Currently, the treatment approved for mild to moderate AD symptoms includes cholinesterase inhibitor (ChEI) drugs such as donepezil, rivastigmine, and galantamine. However, these drugs present some side effects, such as increased blood pressure and decreased pulse. The occurrence of syncope in patients who used donepezil, due to cardiovascular abnormalities, has also been reported [128]. Due to this, the use of ChEI is not recommended for AD patients who have cardiovascular comorbidities, including supraventricular conduction problems such as atrial fibrillation and a flutter. However, there is a lack of guidelines and standardization for prescription of this class of drugs in these conditions [129]. Moreover, in a cohort study, an association was reported between the use of ChEI in patients with dementia and a reduced risk of ischemic strokes (HR 0.508, 95% CI 0.434–0.594, p < 0.001). Considering that strokes are also a mainly complication for AF patients and that subjects whose present both AD and AF could benefit from this effect of using ChEI, more evidence is needed to maintain the non-recommendation in the use of these drugs for patients with AD who have also arrhythmia [130].

5. Final Considerations

In view of the above, it was possible to observe a series of evidence correlating AF and AD, suggesting inflammatory and infectious processes as potential links between both diseases. AF is not considered a risk factor for AD, however, besides an increase in the BBB permeability that occurs with age, it can also be promoted by other factors related to AF, such as hypoperfusion and hypoxia in the brain and the release of inflammatory mediators in the blood. Thus, it may be related to the pathogenesis of AD, regardless of the occurrence of strokes. In addition, some infectious agents that may be associated to AF can also play a role in AD pathology, suggesting a possible link between these conditions. In Figure 1, there is a graphical abstract summarizing the proposed mechanisms involved in these complex processes. Moreover, in relation to pharmacological approaches, although anti-inflammatory strategies have not exhibited to date great results in the management of patients with AF, these drugs have shown potential effects in the prevention of developing AD in the general population. In addition, current studies have shown the potential benefits of the use of anticoagulants in patients with AF in the prevention of dementia and AD. In this context, more long-scale and prospective studies should be performed to evaluate this beneficial effect. In general, it is possible that further knowledge regarding the inflammatory and infectious aspects relating to AF and AD is required and may provide opportunities for innovation in the therapy and management of patients with these clinical situations.

Figure 1

Proposed mechanisms that can correlate AF and AD by inflammatory and infectious processes. AF can cause endothelial damage due to the turbulent and static flow within the atrium. Thus, it can initiate an inflammatory response and thrombogensis, becoming a chronic situation. When AF is persistent, it also may promote a decrease in cardiac output, leading to a chronic cerebral hypoperfusion and hypoxia.
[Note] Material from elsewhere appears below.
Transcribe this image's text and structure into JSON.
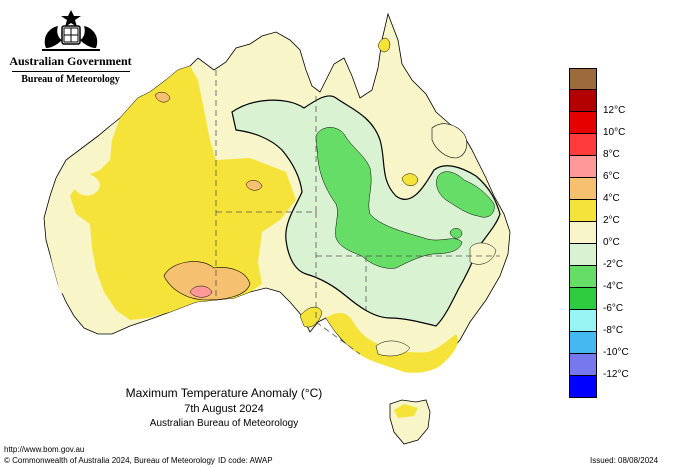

These factors can lead to endothelial damage, increasing the release of inflammatory mediators and altering the permeability of the blood–brain barrier (BBB). Peripheral inflammatory molecules can pass through the BBB and promote neuroinflammation that can lead to AD. Individuals with AF can also be more susceptible to infection by some agents. Thus, the inflammatory state in these patients could become exacerbated, favoring the alteration in the permeability of the BBB. In this way, these infectious agents could pass to the brain and may have some effect on the pathophysiology of AD, in association with β-amyloid peptide (βAP) plaques deposition. It is worth mentioning that aging is associated with both AF and AD, as well as with a chronic inflammatory state, endothelial damage, the increased permeability of the BBB and a higher risk of acquiring infections due to a disbalance in the immune system. Abbreviation: BBB, blood brain barrier.